By PAUL KECKLEY
Last Tuesday, a trio of corporate heavy weights announced they were joining forces to fix the U.S. healthcare system. The CEOs of the three—Jeff Bezos of Amazon, Warren Buffet of Berkshire Hathaway, and Jamie Dimon of JP Morgan, vowed to create “an independent company that is free from profit-making incentives and constraints..to provide simplified, high-quality and transparent healthcare at a reasonable cost.”
Details about the proposed venture are limited but it nonetheless sent shock waves across the industry. Stocks for industry mainstays like United Health, CVS, Express Scripts, Mylan and others plummeted. And, on the heals of mega-deals like CVS’ $69 billion acquisition of Aetna two months ago, speculators theorized it might be Armageddon for healthcare as we have known it in the U.S.
First, what we know for sure:
The new venture will focus on the collective buying power as employers of healthcare for the 1.15 million employees in their organizations. Their approach features five strategies widely. widely used by large self-insured employers to contain their employee health costs. This one is expected to leverage technology in a unique way:
- Primary care gatekeepers: Large employers vest considerable responsibility in primary care services that appropriate preventive health, manage chronic populations and control referrals to specialists and hospitals. Promotion of healthiness and wellbeing, the integration of physical and behavioral health and alternatives therapies that reduce dependence on unnecessary access prescription drugs are mainstays of the primary care gatekeeping model.
- Narrow networks: The networks of hospitals, allied health professionals, hospitals and others will be tight. Those providing high quality, low cost services will be contracted, and employees will be empowered with data to monitor their performance.
- Supply chain management: Every line item fixed and direct cost will be lean. Prescription drug use, for instance, will be accessed through a restrictive formulary, and so on. Amazon is known to be hyper-efficient in its operating budget: employees are expected to fly economy class and office opulence is a no no.

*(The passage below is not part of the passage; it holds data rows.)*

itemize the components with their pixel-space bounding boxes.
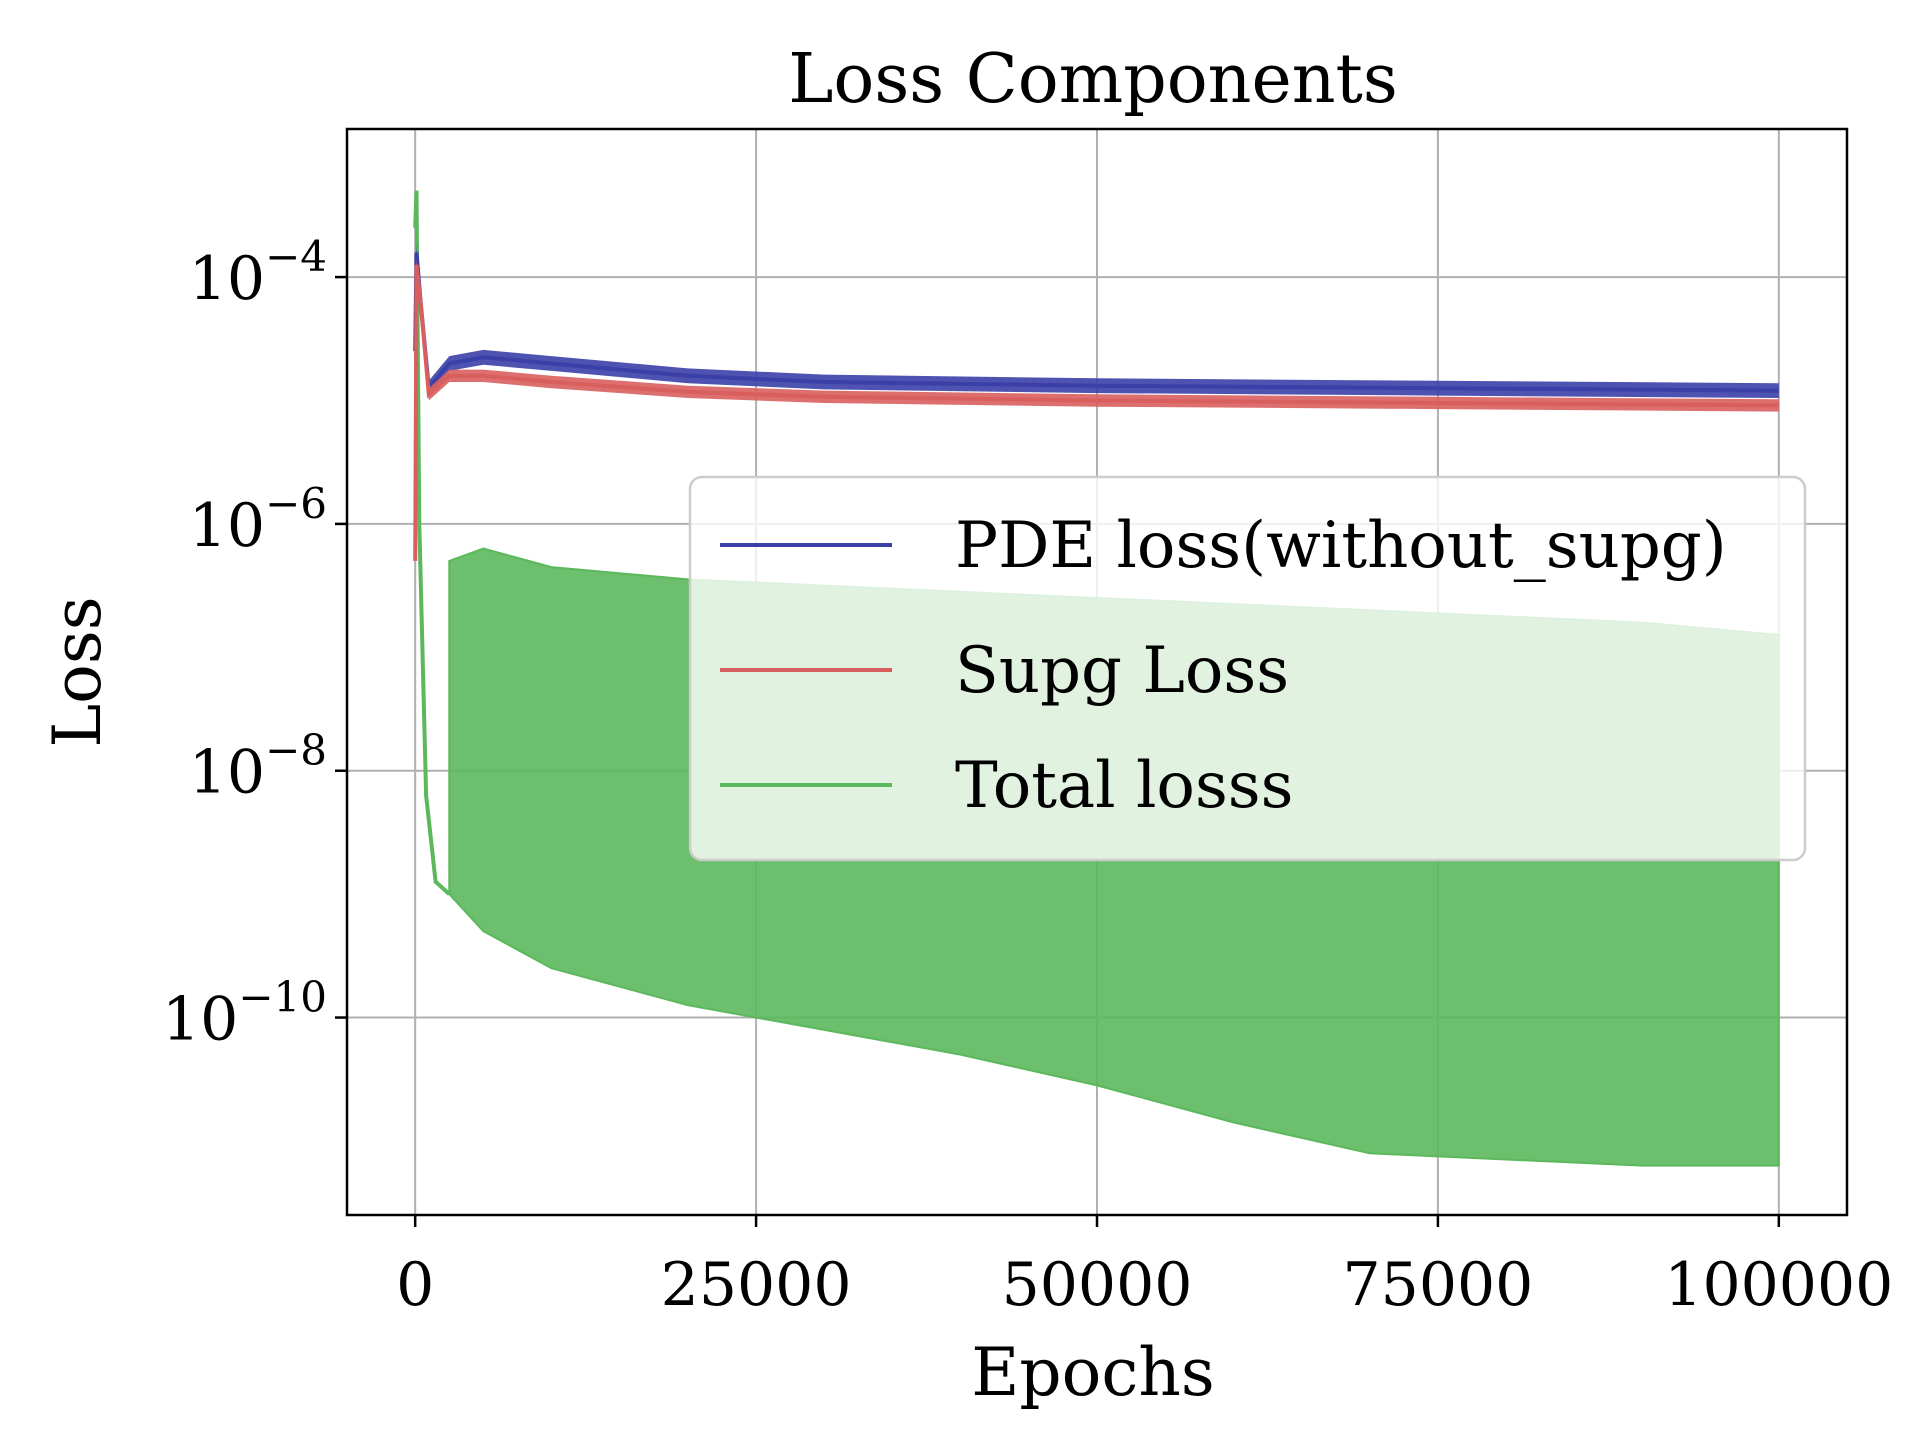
legend-box xyxy=(688,475,1807,862)
legend-label-0: PDE loss(without_supg) xyxy=(955,509,1727,583)
series-total-loss-line xyxy=(413,190,451,896)
x-tick-label-2: 50000 xyxy=(1002,1250,1193,1320)
legend-label-2: Total losss xyxy=(955,749,1293,823)
x-tick-label-4: 100000 xyxy=(1664,1250,1893,1320)
series-supg-loss-line xyxy=(413,264,1779,561)
chart-title: Loss Components xyxy=(788,40,1397,119)
x-tick-label-1: 25000 xyxy=(661,1250,852,1320)
x-tick-label-0: 0 xyxy=(396,1250,434,1320)
tick-layer: 0 25000 50000 75000 100000 10−4 10−6 10−8 10−10 xyxy=(162,232,1893,1320)
y-tick-label-3: 10−10 xyxy=(162,973,327,1055)
x-axis-label: Epochs xyxy=(971,1334,1215,1411)
series-pde-loss-band xyxy=(415,245,1779,398)
x-tick-label-3: 75000 xyxy=(1342,1250,1533,1320)
y-tick-label-0: 10−4 xyxy=(189,232,327,314)
y-axis-label: Loss xyxy=(39,596,116,747)
legend: PDE loss(without_supg) Supg Loss Total los… xyxy=(688,475,1807,862)
legend-label-1: Supg Loss xyxy=(955,634,1289,708)
y-tick-label-1: 10−6 xyxy=(189,479,327,561)
y-tick-label-2: 10−8 xyxy=(189,726,327,808)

- Employee choice & risk sharing: A key to the venture’s uniqueness will be the tools and responsibility given employees to select plan options that align with their needs and preferences. High deductible plans will be options, but technologies that equip them to make informed choices of doctors, treatments, hospitals, drugs and others will be a central feature.
- Technology: Technologies that allow employees to own their medical records, interact with Alexa for information and counsel, integrate smart devices and engage with their providers are the backbone of the venture. Knowing treatment options, their costs and where the highest and best value is accessible in the employee’s provider network is central to the venture’s success.
None of these five is new, but together, they’re powerful IF implemented aggressively and at scale.
Let’s face it. Healthcare’s ripe for disruption: we cost too much, hide prices that bear faint resemblance to their underlying costs, avoid accountability for outcomes, complain we’re underpaid and over-regulated, protect our silo’s so each gets a piece of the pie, mark everything up and pass-it-through and declare we’re the best system in the world.